Horseweed U.S. Fish & Wildlife Service

Its author said the findings should serve as “a wake-up call to public health and medical communities regarding the need to anticipate and adapt to the ongoing changes in the timing and severity of the spring allergy season.”

The new state report said that both allergic rhinitis and allergic asthma are meaningful public health issues, with about 35 million Americans suffering from asthma and 40% of children experiencing allergic rhinitis.

“Despite its pervasiveness, pollen exposure has received very little attention from the public health and air monitoring communities,” the report said.

It said that because “pollen is a naturally occurring substance” it likely gets less attention.

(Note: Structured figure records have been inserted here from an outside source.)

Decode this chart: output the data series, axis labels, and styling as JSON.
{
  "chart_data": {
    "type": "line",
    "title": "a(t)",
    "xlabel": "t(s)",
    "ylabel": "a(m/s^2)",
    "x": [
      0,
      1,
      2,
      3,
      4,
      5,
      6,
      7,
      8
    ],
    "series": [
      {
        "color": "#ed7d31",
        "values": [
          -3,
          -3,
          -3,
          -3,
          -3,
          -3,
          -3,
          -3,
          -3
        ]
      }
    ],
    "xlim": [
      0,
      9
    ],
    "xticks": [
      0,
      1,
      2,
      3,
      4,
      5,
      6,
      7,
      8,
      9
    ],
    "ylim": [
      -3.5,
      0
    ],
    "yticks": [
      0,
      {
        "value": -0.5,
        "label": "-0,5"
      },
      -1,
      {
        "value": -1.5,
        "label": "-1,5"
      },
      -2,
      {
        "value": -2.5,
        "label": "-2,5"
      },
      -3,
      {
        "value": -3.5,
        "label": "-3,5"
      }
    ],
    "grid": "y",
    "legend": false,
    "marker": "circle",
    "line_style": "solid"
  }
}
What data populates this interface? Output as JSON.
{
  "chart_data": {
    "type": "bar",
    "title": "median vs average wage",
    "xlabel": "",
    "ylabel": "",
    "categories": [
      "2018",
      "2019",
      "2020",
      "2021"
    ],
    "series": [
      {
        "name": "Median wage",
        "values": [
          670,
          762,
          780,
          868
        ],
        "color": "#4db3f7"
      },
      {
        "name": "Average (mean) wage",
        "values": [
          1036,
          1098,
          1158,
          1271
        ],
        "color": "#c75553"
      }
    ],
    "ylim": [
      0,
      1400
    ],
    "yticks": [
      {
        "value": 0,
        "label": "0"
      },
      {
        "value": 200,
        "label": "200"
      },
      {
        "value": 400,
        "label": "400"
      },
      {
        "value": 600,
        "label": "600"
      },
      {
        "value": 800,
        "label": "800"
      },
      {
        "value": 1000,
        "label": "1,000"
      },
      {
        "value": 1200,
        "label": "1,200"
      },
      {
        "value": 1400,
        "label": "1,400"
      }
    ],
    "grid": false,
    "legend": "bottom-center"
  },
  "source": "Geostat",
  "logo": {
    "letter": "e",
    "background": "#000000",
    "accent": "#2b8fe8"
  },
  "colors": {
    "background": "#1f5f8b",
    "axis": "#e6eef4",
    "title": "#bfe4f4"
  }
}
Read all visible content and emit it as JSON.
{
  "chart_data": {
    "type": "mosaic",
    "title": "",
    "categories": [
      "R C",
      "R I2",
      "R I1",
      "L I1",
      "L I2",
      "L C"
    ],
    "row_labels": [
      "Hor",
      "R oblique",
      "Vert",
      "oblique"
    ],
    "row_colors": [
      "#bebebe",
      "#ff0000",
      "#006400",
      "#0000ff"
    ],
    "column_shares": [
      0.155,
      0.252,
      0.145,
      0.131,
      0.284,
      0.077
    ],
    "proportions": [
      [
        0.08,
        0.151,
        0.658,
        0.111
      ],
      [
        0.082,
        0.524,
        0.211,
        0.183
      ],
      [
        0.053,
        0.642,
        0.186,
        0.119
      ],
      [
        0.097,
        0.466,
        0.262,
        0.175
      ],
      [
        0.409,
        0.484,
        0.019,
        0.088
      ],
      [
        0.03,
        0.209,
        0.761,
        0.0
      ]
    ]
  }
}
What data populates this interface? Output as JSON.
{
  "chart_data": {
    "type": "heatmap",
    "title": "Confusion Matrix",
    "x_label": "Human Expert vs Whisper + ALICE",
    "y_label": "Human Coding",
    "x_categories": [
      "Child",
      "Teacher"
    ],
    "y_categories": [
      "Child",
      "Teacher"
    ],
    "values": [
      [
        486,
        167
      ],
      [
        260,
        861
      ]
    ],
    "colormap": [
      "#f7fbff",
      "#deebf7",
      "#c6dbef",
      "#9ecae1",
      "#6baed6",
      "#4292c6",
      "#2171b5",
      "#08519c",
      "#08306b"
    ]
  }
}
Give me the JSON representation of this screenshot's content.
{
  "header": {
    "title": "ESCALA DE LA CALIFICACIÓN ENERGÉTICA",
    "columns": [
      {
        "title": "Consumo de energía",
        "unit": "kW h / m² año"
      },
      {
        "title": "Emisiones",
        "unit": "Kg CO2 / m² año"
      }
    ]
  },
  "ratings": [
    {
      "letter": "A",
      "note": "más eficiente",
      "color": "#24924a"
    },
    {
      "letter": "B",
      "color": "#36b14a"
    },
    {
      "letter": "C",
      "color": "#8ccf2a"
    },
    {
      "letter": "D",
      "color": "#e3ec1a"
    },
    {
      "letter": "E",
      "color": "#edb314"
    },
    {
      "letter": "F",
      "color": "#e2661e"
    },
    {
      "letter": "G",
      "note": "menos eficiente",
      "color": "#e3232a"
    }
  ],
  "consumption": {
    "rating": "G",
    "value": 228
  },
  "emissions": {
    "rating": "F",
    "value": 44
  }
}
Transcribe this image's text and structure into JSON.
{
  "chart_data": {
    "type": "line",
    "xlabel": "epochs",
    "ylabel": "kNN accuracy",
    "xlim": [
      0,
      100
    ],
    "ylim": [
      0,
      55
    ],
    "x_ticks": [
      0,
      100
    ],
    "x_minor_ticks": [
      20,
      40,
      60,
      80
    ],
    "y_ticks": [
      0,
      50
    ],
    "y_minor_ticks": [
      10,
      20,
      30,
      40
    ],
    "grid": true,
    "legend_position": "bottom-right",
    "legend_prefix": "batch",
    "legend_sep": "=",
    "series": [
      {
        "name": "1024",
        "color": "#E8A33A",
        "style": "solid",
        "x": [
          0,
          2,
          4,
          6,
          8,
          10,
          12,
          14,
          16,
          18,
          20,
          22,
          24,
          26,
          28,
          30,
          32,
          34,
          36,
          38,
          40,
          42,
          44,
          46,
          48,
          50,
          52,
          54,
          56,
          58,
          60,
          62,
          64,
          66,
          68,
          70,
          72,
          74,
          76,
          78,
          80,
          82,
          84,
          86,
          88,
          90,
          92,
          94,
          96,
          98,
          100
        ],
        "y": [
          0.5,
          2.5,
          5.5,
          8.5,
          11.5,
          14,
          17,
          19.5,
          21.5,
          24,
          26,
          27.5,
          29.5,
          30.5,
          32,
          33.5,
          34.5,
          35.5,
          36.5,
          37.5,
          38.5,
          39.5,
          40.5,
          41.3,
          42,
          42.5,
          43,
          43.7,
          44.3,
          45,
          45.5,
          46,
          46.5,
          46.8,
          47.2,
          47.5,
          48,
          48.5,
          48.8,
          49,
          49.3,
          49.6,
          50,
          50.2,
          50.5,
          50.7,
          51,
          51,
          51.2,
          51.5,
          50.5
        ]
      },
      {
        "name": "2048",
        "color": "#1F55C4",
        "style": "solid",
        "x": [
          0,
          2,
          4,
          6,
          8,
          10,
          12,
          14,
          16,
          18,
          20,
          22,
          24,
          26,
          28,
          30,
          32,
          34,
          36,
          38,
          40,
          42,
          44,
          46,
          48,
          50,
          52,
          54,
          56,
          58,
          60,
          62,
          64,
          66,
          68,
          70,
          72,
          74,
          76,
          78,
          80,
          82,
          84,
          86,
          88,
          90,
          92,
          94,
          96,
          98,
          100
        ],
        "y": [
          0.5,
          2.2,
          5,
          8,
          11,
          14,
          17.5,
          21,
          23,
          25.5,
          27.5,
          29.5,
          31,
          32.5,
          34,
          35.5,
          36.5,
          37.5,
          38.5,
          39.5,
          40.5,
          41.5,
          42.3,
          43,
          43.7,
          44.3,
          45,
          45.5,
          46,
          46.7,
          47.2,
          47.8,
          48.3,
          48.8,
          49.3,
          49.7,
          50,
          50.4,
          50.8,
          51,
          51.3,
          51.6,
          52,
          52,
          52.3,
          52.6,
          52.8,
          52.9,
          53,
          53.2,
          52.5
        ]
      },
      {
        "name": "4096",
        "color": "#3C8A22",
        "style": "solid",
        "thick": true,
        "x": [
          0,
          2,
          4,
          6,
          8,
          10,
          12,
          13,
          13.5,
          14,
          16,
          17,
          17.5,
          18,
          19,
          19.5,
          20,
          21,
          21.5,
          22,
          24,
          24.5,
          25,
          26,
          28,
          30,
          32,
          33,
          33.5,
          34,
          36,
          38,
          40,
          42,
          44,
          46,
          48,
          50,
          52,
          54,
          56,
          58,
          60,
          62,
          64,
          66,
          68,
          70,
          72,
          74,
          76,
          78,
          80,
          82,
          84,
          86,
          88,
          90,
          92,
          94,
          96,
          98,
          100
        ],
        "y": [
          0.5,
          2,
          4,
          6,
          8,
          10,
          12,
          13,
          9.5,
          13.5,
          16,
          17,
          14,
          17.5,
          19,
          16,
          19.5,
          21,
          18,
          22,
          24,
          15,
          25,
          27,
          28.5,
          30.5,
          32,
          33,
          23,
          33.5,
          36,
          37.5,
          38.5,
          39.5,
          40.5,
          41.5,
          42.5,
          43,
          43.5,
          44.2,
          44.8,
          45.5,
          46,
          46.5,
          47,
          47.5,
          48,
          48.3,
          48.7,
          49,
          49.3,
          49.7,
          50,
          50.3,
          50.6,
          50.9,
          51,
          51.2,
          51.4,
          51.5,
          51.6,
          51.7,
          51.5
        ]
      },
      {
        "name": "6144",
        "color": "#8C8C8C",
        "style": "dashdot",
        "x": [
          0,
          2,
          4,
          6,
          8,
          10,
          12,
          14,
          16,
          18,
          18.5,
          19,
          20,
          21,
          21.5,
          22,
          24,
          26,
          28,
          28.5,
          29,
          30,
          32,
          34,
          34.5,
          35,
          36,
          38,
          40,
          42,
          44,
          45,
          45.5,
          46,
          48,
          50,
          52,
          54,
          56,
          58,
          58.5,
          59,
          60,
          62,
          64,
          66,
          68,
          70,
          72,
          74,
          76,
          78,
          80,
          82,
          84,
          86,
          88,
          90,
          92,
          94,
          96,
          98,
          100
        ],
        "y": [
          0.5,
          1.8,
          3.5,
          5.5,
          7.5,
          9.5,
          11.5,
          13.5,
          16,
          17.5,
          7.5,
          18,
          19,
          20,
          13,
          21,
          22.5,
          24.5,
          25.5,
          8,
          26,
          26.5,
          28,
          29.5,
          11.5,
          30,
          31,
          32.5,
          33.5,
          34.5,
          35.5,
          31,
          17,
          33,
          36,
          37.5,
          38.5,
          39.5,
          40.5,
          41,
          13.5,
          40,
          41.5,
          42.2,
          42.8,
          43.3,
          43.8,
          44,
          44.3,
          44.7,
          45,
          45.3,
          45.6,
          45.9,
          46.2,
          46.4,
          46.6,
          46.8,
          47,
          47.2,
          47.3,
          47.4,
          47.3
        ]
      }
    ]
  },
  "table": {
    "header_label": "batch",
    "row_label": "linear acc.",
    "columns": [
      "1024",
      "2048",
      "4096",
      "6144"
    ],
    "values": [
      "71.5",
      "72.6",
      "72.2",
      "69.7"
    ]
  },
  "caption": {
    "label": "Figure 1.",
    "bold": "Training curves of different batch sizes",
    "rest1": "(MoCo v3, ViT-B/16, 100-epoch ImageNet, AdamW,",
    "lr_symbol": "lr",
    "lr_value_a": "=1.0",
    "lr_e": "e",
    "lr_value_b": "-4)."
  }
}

In addition, there is a “perceived lack of severity regarding its health impacts,” the report said, in part because pollen’s impact varies so much “from individual to individual and with a large dependence on the particular pollen species.”

The Bureau of Air Quality said it “plans to stay engaged with, and wherever possible assist in, the efforts of local, state, regional and national health and scientific professionals and organizations seeking to translate the already known health impacts of pollen and a significant lack of pollen monitoring data into an effective and sustained public health action plan, establishment of a national pollen monitoring network and a health intervention strategy.”

Scientists warn that the earth is warming at an alarming pace due mostly to humanity’s continued reliance on the burning of fossil fuels that has steadily increased the amount of heat-trapping carbon dioxide in the atmosphere.

There is a worldwide consensus on the need to reduce sharply the economy’s dependence on oil and natural gas in order to fend off the worst impacts of the growing problem, which is already killing coral reefs, melting ice caps and increasing the severity and frequency of major storms.